Australia’s postal survey on same-sex marriage is “not an acceptable decision-making method”, the United Nations Human Rights Committee has said.
In a report, the committee recommended Australia urgently legislate for same-sex marriage regardless of what result is announced next week.
“The Committee is concerned about the explicit ban on same-sex marriage in the Marriage Act 1961 that results in discriminatory treatment of same-sex couples, including in matters related to divorce of couples who married overseas,” the report says.
“The Committee is of the view that resorting to public opinion polls to facilitate upholding rights under the Covenant in general, and equality and nondiscrimination of minority groups in particular, is not an acceptable decision-making method and that such an approach risks further marginalizing and stigmatizing members of minority groups.”
The UN recommended Australia amend the laws “irrespective of the results” of the survey and ensure that all laws give equal protection to LGBTI people.
The report also calls on Australia to remove the requirements in many states and territories forcing transgender people to undergo surgical or medical treatment and to be unmarried to change the sex marker on their identification documents, and to end the practice of irreversible surgery on Australian intersex infants and children except in cases of “absolute medical necessity”.

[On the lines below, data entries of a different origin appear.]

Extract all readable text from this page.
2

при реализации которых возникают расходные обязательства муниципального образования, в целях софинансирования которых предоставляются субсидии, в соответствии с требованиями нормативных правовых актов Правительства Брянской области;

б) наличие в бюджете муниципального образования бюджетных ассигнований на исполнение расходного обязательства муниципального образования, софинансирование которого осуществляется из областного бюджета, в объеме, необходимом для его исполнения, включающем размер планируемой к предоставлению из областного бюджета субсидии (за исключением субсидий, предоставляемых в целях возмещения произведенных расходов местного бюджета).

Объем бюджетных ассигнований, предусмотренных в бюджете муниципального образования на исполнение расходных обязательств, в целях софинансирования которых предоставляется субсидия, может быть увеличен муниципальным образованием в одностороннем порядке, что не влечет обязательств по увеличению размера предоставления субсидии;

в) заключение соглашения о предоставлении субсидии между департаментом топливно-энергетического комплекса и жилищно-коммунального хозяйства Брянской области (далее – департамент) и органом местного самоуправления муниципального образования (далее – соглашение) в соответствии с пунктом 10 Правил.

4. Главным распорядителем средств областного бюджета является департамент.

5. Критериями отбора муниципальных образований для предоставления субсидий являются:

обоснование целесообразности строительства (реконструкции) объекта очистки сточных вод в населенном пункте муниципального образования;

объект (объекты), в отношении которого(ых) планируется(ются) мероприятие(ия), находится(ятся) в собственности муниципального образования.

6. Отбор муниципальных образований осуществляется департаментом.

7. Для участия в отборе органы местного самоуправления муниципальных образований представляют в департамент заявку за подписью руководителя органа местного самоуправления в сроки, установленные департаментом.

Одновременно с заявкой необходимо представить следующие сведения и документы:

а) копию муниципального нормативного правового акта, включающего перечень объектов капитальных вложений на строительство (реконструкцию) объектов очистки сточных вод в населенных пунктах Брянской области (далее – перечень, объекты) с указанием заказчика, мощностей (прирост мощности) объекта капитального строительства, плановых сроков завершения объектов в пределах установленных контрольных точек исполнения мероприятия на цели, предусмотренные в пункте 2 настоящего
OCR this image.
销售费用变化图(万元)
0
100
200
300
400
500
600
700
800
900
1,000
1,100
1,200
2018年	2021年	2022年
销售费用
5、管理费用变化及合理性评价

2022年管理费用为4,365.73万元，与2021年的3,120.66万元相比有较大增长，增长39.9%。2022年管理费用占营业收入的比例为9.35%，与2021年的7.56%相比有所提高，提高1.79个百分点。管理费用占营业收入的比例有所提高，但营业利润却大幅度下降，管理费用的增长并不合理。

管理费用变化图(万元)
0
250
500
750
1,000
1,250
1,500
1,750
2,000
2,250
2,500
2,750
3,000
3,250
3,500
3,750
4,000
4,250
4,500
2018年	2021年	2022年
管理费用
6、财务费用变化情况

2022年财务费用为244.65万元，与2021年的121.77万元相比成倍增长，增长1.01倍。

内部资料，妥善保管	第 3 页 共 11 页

The committee also raised concerns about the psychological harm caused to transgender young people by requiring them to receive court authorisation for “stage 2” hormone treatment, a lengthy and expensive process that advocates say is just a “rubber stamp” of the opinion of treating doctors.
Australia should “consider ways to expedite access to stage two hormone treatment for gender dysphoria, including by removing the need for court authorisation in cases featuring uncontested agreement among parents or guardians, the child concerned and the medical team, provided the treatment is in accordance with the relevant guidelines and standards of care,” the committee said.
Human Rights Law Centre advocacy director Anna Brown said: “Currently Australia appears to be the only jurisdiction in the world that requires young trans people to go to Court before they be prescribed testosterone or estrogen by their doctor, even when parents and doctors all agree the treatment is in the young person’s best interests.”
Brown praised Attorney-General George Brandis’ recent support for trans teenagers in a test case on the issue in September, which will decide whether to limit the role of the Family Court to cases involving controversy.
“The Attorney-General’s support for preventing harm caused by unnecessary bureaucratic hurdles to transgender teenagers accessing essential medical treatment is a great example of how the Australian Government can take a stand to protect the rights of LGBTI people,” she said.